2.3.1. Les politiques d’appariement
Les politiques d’appariement ont pour principal objectif de réduire le nombre d’emplois
vacants en améliorant l’adéquation entre l’offre et la demande de main-d’œuvre. Les formes
principales de mise en œuvre reposent sur des politiques de formation et d’accompagnement
des chômeurs et des employés en transition.
2.3.1.1. L’organisation institutionnelle du marché
Le durcissement des conditions d’accès aux prestations de chômage a imposé de développer
en contrepartie des politiques d’accompagnement des chômeurs (agences pour l’emploi, aide
à la recherche d’emploi). L’OCDE recommande ainsi de mettre en place et d’améliorer les
Services Publics de l’emploi (SPE) afin de coordonner des actions souvent dispersées. Ceci
dans le but d’orienter au mieux les chômeurs vers un emploi durable ou une formation
professionnalisante. L’accompagnement est donc devenu une composante importante des
politiques actives de l’emploi, particulièrement en faveur des jeunes en leur permettant
d’entreprendre une démarche de recherche d’emploi, dans la lignée du New Deal for Young
People lancé au Royaume-Uni en 1998. Crépon et al. (2005, cité dans L’Horty, 2006)
observent que les aides personnalisées à la recherche d’emploi influent positivement sur la
durée du chômage ainsi que sur la qualité des emplois obtenus. Mais cette démarche
d’accompagnement vers l’emploi ne se limite pas aux chômeurs. Les salariés en transition
professionnelle (mobilité, formation, congés) bénéficient également de services de placement
accompagnant leur reconversion professionnelle. Cette logique de soutien aux transitions se
traduit par de nouvelles politiques de l’emploi basées sur les MTT dans le but de protéger les
travailleurs en mobilité professionnelle (Gazier, 2008). Il s’agit dès lors d’une stratégie axée
non plus sur les stocks mais sur les flux des actifs sur le marché du travail. Les politiques de
l’emploi ne visent en définitive pas seulement la lutte contre le chômage, elles poursuivent un
modèle social respectueux des choix de vie des travailleurs qui lui confère un rôle structurel à
la fois économique, social et politique (Erhel, 2012).

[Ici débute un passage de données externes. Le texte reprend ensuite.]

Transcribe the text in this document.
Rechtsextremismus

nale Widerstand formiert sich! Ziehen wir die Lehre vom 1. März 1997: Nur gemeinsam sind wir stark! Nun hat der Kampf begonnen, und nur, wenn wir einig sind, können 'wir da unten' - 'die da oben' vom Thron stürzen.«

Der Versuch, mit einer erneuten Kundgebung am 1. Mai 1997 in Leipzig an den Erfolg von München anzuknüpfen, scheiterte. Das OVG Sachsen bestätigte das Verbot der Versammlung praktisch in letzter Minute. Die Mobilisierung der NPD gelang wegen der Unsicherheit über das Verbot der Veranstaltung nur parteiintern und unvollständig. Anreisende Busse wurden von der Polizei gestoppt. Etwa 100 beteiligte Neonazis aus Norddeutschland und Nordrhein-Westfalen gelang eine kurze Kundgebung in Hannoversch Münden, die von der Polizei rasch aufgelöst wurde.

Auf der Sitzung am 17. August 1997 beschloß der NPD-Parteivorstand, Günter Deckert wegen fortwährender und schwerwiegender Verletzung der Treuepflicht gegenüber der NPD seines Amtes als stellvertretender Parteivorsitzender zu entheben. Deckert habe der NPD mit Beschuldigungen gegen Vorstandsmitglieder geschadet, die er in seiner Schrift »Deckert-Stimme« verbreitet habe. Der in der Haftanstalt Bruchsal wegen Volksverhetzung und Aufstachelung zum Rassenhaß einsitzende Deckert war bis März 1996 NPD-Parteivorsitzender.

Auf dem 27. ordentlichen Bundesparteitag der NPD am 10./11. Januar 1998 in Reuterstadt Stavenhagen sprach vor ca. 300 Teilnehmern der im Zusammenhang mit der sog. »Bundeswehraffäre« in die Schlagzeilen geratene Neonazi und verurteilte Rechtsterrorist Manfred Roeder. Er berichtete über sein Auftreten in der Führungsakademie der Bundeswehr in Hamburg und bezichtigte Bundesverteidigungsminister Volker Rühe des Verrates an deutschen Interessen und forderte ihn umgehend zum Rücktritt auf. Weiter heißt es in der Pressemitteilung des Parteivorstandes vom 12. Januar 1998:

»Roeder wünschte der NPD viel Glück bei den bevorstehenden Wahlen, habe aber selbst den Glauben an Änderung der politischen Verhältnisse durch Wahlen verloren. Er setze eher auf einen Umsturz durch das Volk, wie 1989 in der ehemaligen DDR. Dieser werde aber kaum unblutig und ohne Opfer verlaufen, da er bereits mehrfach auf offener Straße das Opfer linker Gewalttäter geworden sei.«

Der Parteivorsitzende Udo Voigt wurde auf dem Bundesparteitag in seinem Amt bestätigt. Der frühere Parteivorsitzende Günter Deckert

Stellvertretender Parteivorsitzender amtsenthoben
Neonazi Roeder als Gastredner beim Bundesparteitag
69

2.3.1.2. L’adaptation des qualifications
Les politiques de formation englobent l'ensemble des politiques visant à améliorer les
compétences d’un individu afin de lui permettre de retrouver un emploi ou de maintenir son
emploi actuel. Cette logique d’intervention traduit un besoin d’adéquation entre qualification
des actifs et qualification exigée sur le marché du travail. Il importe alors de distinguer au
préalable entre les différents types de formation : (i) la formation professionnelle, qui
intervient au niveau de l’entreprise en amont du chômage, vise à entretenir et ajuster les
compétences de l’employé conformément aux exigences de l’employeur ; (ii) la formation de
réinsertion est quant à elle organisée par les services publics de l’emploi et intervient en aval
du chômage sous différentes formes (formation continue, formation en alternance, formation
professionnelle via un emploi temporaire, etc.). Ces formations ont pour objectif de réadapter
les compétences des chômeurs et d’éviter la dépréciation de leur capital humain. Celui-ci
31 On peut identifier cinq champs principaux de transition : au sein de l’emploi ; entre l’emploi et le chômage ; entre l’emploi et le système éducatif ; entre l’emploi et les activités domestiques ; entre l’emploi et les retraites.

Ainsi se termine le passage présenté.